There has grown up around university - business engagement a plethora of different funding modalities and support mechanisms. These are difficult to understand and navigate even for the expert which, as I have said, business is not. Each is weighted down with administrative complexities and bound by directive programmes that, despite the real efforts of the organisations charged with delivering them, they are unable to shed. Most are notably slow and unresponsive. They are universally built around the linear model described above. Critically they embody the core concept of a 'project' which as I shall now argue is fundamentally illl-suited as a basis for university - business relations.
The 'research project' is not a natural part of the research process. It is a by-product of funding and of the need for audit and governance. I will argue elsewhere about the distortion of research agendas that are engendered by cutting them up to fit the idea of a project. The effect of this is however particularly pernicious in the case of university - business engagement. University research is, at the risk of over-simplification, best suited to serving the strategic needs of business rather than the tactical or operational requirements. These broad directional imperatives, which require exploration, foresight and thought leadership supported by particular technical expertise are the ideal meeting ground for universities and business.
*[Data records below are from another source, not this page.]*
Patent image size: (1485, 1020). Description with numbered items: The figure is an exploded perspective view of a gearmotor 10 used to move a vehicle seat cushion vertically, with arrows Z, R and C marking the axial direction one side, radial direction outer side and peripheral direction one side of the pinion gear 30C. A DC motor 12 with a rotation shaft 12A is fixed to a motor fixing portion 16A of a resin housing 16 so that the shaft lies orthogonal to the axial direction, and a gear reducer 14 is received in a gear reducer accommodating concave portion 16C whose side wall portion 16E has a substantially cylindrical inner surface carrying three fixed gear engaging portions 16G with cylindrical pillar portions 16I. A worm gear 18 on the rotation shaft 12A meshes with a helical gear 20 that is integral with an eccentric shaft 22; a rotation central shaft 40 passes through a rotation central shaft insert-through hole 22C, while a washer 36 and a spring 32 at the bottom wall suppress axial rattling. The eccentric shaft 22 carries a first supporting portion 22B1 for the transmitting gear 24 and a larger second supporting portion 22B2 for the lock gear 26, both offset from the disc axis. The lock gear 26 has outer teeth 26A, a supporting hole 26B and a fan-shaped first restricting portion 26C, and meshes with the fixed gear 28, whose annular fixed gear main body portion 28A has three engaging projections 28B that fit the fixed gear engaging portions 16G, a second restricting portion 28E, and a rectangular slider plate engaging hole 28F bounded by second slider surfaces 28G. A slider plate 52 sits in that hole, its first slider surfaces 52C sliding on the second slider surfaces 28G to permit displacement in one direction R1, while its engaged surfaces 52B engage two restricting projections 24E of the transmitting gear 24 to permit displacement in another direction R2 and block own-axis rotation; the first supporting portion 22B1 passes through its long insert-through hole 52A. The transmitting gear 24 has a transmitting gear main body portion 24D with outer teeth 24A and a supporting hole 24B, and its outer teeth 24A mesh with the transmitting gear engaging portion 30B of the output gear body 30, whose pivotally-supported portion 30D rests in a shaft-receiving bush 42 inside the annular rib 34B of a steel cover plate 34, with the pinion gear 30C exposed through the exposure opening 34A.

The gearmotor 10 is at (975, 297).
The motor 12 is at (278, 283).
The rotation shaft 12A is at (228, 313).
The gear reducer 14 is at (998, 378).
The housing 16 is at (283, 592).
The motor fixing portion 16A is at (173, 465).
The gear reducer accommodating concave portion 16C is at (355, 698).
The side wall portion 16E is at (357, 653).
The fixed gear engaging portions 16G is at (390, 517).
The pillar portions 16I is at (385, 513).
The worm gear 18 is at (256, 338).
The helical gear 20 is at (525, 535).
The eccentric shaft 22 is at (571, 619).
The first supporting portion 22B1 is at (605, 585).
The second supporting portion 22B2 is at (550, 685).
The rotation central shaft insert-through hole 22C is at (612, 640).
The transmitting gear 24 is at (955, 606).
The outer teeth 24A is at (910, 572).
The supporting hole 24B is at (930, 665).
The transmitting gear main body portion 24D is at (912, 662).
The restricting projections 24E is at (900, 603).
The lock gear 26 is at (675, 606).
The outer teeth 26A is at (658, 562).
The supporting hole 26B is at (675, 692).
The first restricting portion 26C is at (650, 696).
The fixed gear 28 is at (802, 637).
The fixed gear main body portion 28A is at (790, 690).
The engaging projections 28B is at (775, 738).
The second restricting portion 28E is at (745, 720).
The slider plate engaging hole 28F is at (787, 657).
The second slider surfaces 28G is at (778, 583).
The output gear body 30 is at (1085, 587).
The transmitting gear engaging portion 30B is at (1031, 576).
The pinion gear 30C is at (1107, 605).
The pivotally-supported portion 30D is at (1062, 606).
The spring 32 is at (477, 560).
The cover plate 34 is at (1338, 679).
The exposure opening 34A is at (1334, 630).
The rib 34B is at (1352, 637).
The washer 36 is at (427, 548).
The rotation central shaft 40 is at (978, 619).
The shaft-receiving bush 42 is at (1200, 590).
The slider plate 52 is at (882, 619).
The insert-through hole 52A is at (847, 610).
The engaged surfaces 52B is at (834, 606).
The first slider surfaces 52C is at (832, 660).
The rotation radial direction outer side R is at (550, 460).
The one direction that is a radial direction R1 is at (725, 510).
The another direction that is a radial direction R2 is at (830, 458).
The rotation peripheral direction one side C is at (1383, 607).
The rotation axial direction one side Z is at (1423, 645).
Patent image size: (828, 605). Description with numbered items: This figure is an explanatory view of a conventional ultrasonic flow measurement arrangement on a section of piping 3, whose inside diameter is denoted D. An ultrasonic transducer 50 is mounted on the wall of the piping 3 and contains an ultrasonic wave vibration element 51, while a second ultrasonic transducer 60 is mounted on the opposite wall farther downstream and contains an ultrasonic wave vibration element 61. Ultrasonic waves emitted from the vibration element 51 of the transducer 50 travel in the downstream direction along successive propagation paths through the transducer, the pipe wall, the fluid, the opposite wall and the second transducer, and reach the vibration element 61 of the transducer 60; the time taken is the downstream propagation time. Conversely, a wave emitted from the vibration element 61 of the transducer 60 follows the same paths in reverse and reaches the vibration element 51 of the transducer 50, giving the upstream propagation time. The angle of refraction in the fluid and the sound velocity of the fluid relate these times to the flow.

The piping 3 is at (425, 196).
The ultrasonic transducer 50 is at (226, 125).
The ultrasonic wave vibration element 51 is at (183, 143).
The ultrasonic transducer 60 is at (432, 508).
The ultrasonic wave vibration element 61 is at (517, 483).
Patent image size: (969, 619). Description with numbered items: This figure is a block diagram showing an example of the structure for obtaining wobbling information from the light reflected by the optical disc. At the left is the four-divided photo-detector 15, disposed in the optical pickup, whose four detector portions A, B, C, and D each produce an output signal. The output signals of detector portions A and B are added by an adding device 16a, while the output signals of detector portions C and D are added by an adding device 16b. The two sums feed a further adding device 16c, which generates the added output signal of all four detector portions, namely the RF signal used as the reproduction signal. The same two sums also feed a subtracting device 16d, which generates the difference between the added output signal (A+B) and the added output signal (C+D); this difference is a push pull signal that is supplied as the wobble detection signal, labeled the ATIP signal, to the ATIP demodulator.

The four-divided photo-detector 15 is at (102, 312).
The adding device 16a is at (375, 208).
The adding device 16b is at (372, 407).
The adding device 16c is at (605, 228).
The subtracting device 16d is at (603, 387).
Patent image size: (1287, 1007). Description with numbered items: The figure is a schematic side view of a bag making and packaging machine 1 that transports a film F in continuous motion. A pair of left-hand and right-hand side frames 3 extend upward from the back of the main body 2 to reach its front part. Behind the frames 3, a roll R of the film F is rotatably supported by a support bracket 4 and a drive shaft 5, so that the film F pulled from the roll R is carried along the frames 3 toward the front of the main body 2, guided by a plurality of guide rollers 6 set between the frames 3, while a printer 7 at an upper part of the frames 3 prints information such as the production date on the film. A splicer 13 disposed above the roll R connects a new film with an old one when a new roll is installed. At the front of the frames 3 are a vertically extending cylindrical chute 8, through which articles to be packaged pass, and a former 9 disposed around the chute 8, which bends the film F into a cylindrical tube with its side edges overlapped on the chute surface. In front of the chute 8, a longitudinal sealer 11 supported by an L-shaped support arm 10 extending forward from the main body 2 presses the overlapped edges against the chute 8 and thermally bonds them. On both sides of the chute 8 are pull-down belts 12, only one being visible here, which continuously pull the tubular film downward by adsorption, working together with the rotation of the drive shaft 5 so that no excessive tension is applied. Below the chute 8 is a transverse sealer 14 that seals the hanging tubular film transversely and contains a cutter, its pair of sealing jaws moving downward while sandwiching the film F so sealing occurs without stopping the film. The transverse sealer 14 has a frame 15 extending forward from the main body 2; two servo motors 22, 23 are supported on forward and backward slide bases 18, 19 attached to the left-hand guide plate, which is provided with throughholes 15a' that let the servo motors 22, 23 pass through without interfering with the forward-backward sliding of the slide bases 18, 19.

Yet, because they fail to meet the pattern of the project, with work plan and deliverables, they cannot be readily funded and fall outside the contractual norms that have governed the way universities and business engage.
I am, of course, an optimist. University - business engagement not only serves the economy it serves science and engineering. To get it right we may have to confront some difficult challenges and to rethink, quite fundamentally, ways in which we work. That should not scare us too much.